Any fan of Howard Philips Lovecraft knows how difficult it is to translate his novels and short stories of unspeakable cosmic horror into film. The experience of reading Lovecraft is about the writing itself, and while it invokes highly visual imagery, it is not the sort of thing which lends itself well to cinematic adaptation.
1967’s The Shuttered Room comes from a Lovecraft idea completed as a short story after his death by friend and colleague August Derlith. Like many of Lovecraft’s lesser short stories, there isn’t much of a plot. The only things to make the transition from page to film are the setting of the abandoned mill house and the family name. While screenwriters D.B. Ledrov and Nathaniel Tanchuck took the bare bones of the short story and created a boilerplate gothic melodrama, the script and direction managed to get the feel of the cursed Whately clan and the fishing village of Dunwich island.
When Susanna Whately (babelious blond model Carol Lynley) inherits the family property on her twenty-first birthday, she and her husband (the much older Gig Young) Mike Kelton, travel from New York City to secluded Dunwich island somewhere off the coast of New England. Right away the superstitious villagers warn them away from turning the dilapidated old mill into a summer home because Something Evil lurks in the shadows ready to main, torture, and kill.
Speaking of torture, Oliver Reed is on hand as Ethan Whately, Susanna’s cousin and leader of the local gang of island thugs who spends most of the movie stalking Susanna, engaging in dangerous road games with his homies that involve a wooden skid and a barbed wire fence, and getting his ass kicked by Judo expert Mike Kelton. To top things off there is Flora Robson as Aunt Agatha, a sort of granny good witch who observes the pathetic lives of the islanders from atop her Norman tower.

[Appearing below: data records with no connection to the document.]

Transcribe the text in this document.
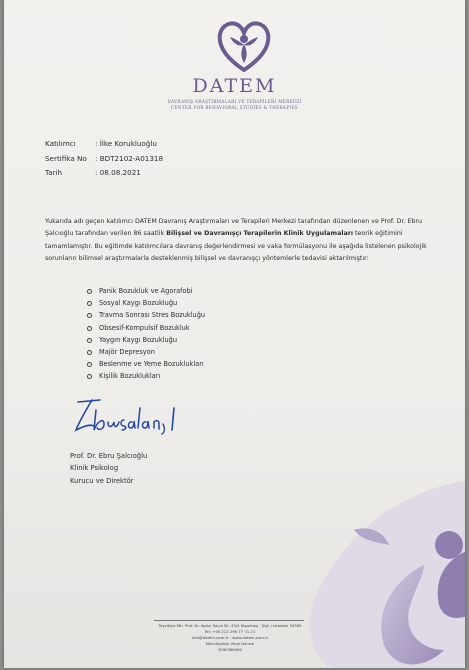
DATEM
DAVRANIŞ ARAŞTIRMALARI VE TERAPİLERİ MERKEZİ
CENTER FOR BEHAVIORAL STUDIES & THERAPIES
Katılımcı	: İlke Korukluoğlu
Sertifika No : BDT2102-A01318
Tarih	: 08.08.2021
Yukarıda adı geçen katılımcı DATEM Davranış Araştırmaları ve Terapileri Merkezi tarafından düzenlenen ve Prof. Dr. Ebru Şalcıoğlu tarafından verilen 86 saatlik Bilişsel ve Davranışçı Terapilerin Klinik Uygulamaları teorik eğitimini tamamlamıştır. Bu eğitimde katılımcılara davranış değerlendirmesi ve vaka formülasyonu ile aşağıda listelenen psikolojik sorunların bilimsel araştırmalarla desteklenmiş bilişsel ve davranışçı yöntemlerle tedavisi aktarılmıştır:
Panik Bozukluk ve Agorafobi
Sosyal Kaygı Bozukluğu
Travma Sonrası Stres Bozukluğu
Obsesif-Kompulsif Bozukluk
Yaygın Kaygı Bozukluğu
Majör Depresyon
Beslenme ve Yeme Bozuklukları
Kişilik Bozuklukları
Prof. Dr. Ebru Şalcıoğlu
Klinik Psikolog
Kurucu ve Direktör
Teşvikiye Mh. Prof. Dr. Aydın Sayılı Sk. 43/4 Nişantaşı · Şişli / İstanbul 34365
Tel: +90 212 296 77 71-72
info@datem.com.tr · www.datem.com.tr
Mecidiyeköy Vergi Dairesi
3090366464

Anyone who saw this movie during repeated showings on American TV in the late sixties and early seventies remembers it as an exciting gothic thrill ride. Seeing it forty years later the denouement is something of a let down, but it still manages to leave the viewer with a sense of poignancy for the wasted life of the thing in the shuttered room. See the second comment here posted by Evie on August 8, 2008 for a thoughtful assessment on how the same story might be presented today.
The Shuttered Room is the kind of film that makes Lovecraft purists throw up their hands in despair, but taken on its own terms it is an effective piece of late 60s British Gothic film making. Heck, there was even a novelization that was marketed to the ravenous Gothic Romance crowd.